The ability of North America’s natural gas market to respond to price spikes this winter may be limited on both the supply and demand sides of the equation, according to experts.

In recent years, Lower 48 gas producers would typically respond to high prices by ramping up output. However, the response to the current price surge has been more muted, said NGI’s  Leticia Gonzales, Price and Markets editor, in a recent presentation for Maxar WeatherDesk’s 20th Annual Energy Conference. 

The relatively sluggish production response has partly been by choice, as publicly traded exploration and production (E&P) companies have prioritized capital discipline and returns over maximizing oil and gas output. Weather events such as Hurricane Ida, combined with stronger than expected heating demand over the summer and record liquefied natural gas (LNG) export demand, have all converged to leave U.S. gas storage inventories well below year-ago levels and the five-year average, Gonzales said. 

She noted that the production trends have varied by region. The Haynesville Shale and Permian Basin are driving short-term production growth amid expanding pipeline capacity and increased connectivity to Gulf Coast export facilities. 

Strong pricing could incentivize higher production in the Appalachian region as well, Gonzales said, but pipeline capacity is nearly maxed out. As a result, the Northeast still must depend on LNG imports to balance the market when temperatures drop. 

“New England specifically is located not very far from some vast resources but the pipeline capacity to move that gas to market just isn’t there,” Gonzales told the audience.

Also participating in the event was Refinitiv’s Shuya Li, senior analyst for natural gas research.

Li said underinvestment in natural gas production has been particularly acute in the United States. The Organization of the Petroleum Exporting Countries and its allies, aka OPEC-plus, she said, have been “sitting on the sidelines” and enjoying the high prices of oil and natural gas.

Li also noted that U.S. coal inventories have been dropping below seasonal norms, heralding greater reliance on gas-fired generation this winter. The United States has retired 48 GW of coal-fired capacity over the last five years, according to the Energy Information Administration (EIA).

Further complicating matters, the capacity for gas-to-coal switching in the power sector in response to high prices is nearly maxed out as well, Gonzales said at the Maxar event. She explained that gas demand from the power sector over the last few months has remained steady even as prices have risen. 

“You would think that at a certain price level that we’d see more coal coming into the generation stack, but we really haven’t seen that take place,” Gonzales said. “What that means is that gas to coal switching…has really been exhausted.”

U.S. natural gas storage inventories were 12.9% below the year-ago average and 4.9% below the five-year average as of the week ended Oct. 8, according to the EIA. Storage injections were below consensus forecasts.
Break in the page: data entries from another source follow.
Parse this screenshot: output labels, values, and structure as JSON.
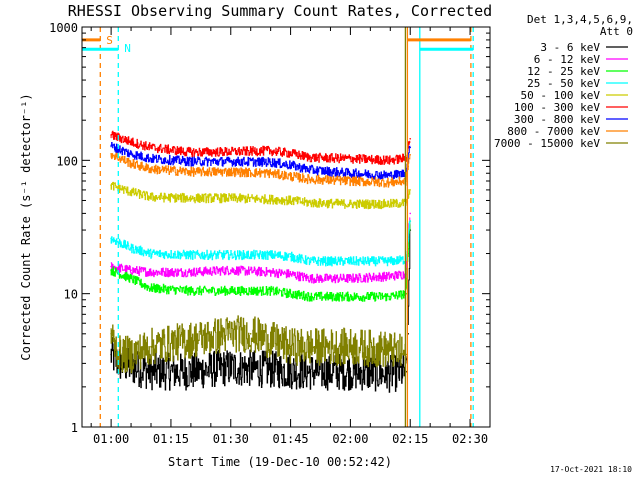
{
  "chart_data": {
    "type": "line",
    "title": "RHESSI Observing Summary Count Rates, Corrected",
    "xlabel": "Start Time (19-Dec-10 00:52:42)",
    "ylabel": "Corrected Count Rate (s⁻¹ detector⁻¹)",
    "yscale": "log",
    "ylim": [
      1,
      1000
    ],
    "xlim_minutes": [
      52.7,
      155.0
    ],
    "y_ticks": [
      "1",
      "10",
      "100",
      "1000"
    ],
    "x_ticks": [
      {
        "label": "01:00",
        "t": 60
      },
      {
        "label": "01:15",
        "t": 75
      },
      {
        "label": "01:30",
        "t": 90
      },
      {
        "label": "01:45",
        "t": 105
      },
      {
        "label": "02:00",
        "t": 120
      },
      {
        "label": "02:15",
        "t": 135
      },
      {
        "label": "02:30",
        "t": 150
      }
    ],
    "legend_header": [
      "Det 1,3,4,5,6,9,",
      "Att 0"
    ],
    "legend_position": "top-right",
    "series": [
      {
        "name": "3 - 6 keV",
        "color": "#000000",
        "t": [
          60,
          62,
          70,
          80,
          90,
          100,
          110,
          120,
          130,
          134,
          134.5,
          135
        ],
        "values": [
          3.5,
          3.0,
          2.6,
          2.6,
          2.8,
          2.7,
          2.6,
          2.6,
          2.5,
          2.6,
          5,
          30
        ]
      },
      {
        "name": "6 - 12 keV",
        "color": "#ff00ff",
        "t": [
          60,
          65,
          70,
          80,
          90,
          100,
          105,
          110,
          120,
          130,
          134,
          134.5,
          135
        ],
        "values": [
          16,
          15,
          14.5,
          14.5,
          15,
          14.5,
          14,
          13,
          13,
          13.5,
          14,
          25,
          40
        ]
      },
      {
        "name": "12 - 25 keV",
        "color": "#00ff00",
        "t": [
          60,
          65,
          70,
          80,
          90,
          100,
          105,
          110,
          120,
          130,
          134,
          134.5,
          135
        ],
        "values": [
          15,
          13,
          11,
          10.5,
          10.5,
          10.5,
          10,
          9.5,
          9.5,
          9.5,
          10,
          20,
          35
        ]
      },
      {
        "name": "25 - 50 keV",
        "color": "#00ffff",
        "t": [
          60,
          65,
          70,
          80,
          90,
          100,
          105,
          110,
          120,
          130,
          134,
          134.5,
          135
        ],
        "values": [
          26,
          22,
          20,
          19.5,
          19.5,
          19.5,
          19,
          17.5,
          17.5,
          17.5,
          18,
          25,
          35
        ]
      },
      {
        "name": "50 - 100 keV",
        "color": "#cccc00",
        "t": [
          60,
          65,
          70,
          80,
          90,
          100,
          105,
          110,
          120,
          130,
          134,
          134.5,
          135
        ],
        "values": [
          65,
          58,
          53,
          52,
          52,
          51,
          50,
          48,
          47,
          47,
          48,
          52,
          60
        ]
      },
      {
        "name": "100 - 300 keV",
        "color": "#ff0000",
        "t": [
          60,
          65,
          70,
          80,
          90,
          100,
          105,
          110,
          120,
          130,
          134,
          134.5,
          135
        ],
        "values": [
          155,
          138,
          125,
          115,
          116,
          118,
          113,
          105,
          103,
          100,
          104,
          125,
          145
        ]
      },
      {
        "name": "300 - 800 keV",
        "color": "#0000ff",
        "t": [
          60,
          65,
          70,
          80,
          90,
          100,
          105,
          110,
          120,
          130,
          134,
          134.5,
          135
        ],
        "values": [
          128,
          112,
          103,
          98,
          98,
          97,
          92,
          85,
          80,
          77,
          80,
          100,
          125
        ]
      },
      {
        "name": "800 - 7000 keV",
        "color": "#ff8000",
        "t": [
          60,
          65,
          70,
          80,
          90,
          100,
          105,
          110,
          120,
          130,
          134,
          134.5,
          135
        ],
        "values": [
          112,
          95,
          86,
          82,
          82,
          80,
          76,
          72,
          70,
          68,
          70,
          90,
          110
        ]
      },
      {
        "name": "7000 - 15000 keV",
        "color": "#808000",
        "t": [
          60,
          62,
          65,
          70,
          80,
          90,
          95,
          100,
          105,
          110,
          120,
          130,
          134
        ],
        "values": [
          5,
          3.5,
          3.5,
          4.0,
          4.5,
          5.0,
          5.0,
          4.5,
          4.0,
          4.0,
          4.0,
          3.8,
          3.5
        ]
      }
    ],
    "annotations": [
      {
        "label": "S",
        "t": 57.3,
        "color": "#ff8000"
      },
      {
        "label": "N",
        "t": 61.8,
        "color": "#00ffff"
      }
    ],
    "markers": [
      {
        "kind": "orange-dashed",
        "t": 57.3
      },
      {
        "kind": "cyan-dashed",
        "t": 61.8
      },
      {
        "kind": "olive-solid",
        "t": 133.8
      },
      {
        "kind": "orange-solid",
        "t": 134.3
      },
      {
        "kind": "cyan-solid",
        "t": 137.4
      },
      {
        "kind": "orange-dashed",
        "t": 150.2
      },
      {
        "kind": "cyan-dashed",
        "t": 150.8
      }
    ],
    "flags": [
      {
        "kind": "orange",
        "segments": [
          [
            52.7,
            57.3
          ],
          [
            134.3,
            150.2
          ]
        ],
        "value": 800
      },
      {
        "kind": "cyan",
        "segments": [
          [
            52.7,
            61.8
          ],
          [
            137.4,
            150.8
          ]
        ],
        "value": 680
      }
    ],
    "timestamp": "17-Oct-2021 18:10"
  }
}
Gonzales said based on current short-term forecasts for mild fall weather, the storage deficit is expected to shrink over the coming weeks, easing some of the market tightness. It will all depend, she said, on how long the mild weather lasts.

For the winter season ahead, meanwhile, forecasts are tracking for temperatures to be about 2% warmer than the 10-year historical average but 1% colder than last year, Gonzales said.

If temperatures come in colder than normal, or if a surprise event like Winter Storm Uri were to occur, current Henry Hub gas prices in the $5.00 to $6/MMBtu range “really could just be a bargain,” she said.

Warnings about the lackluster production response from exploration and production firms, meanwhile, have been mounting amid the increasing market tightness.

Raymond James & Associates Inc. analyst John Freeman said recently that the Lower 48 inventory of drilled but uncompleted (DUC) wells had been in a “free fall,” with DUC drawdowns far outpacing new drilling.

It is “the largest (and quickest) drawdown to date,” he said. “Over the last year, completions have outpaced new drills by nearly 250 wells/month, an unsustainable delta of which has never occurred.”

For production to maintain current levels – not to grow – there must be “a substantial influx in rigs, and therefore new drills are needed,” he said.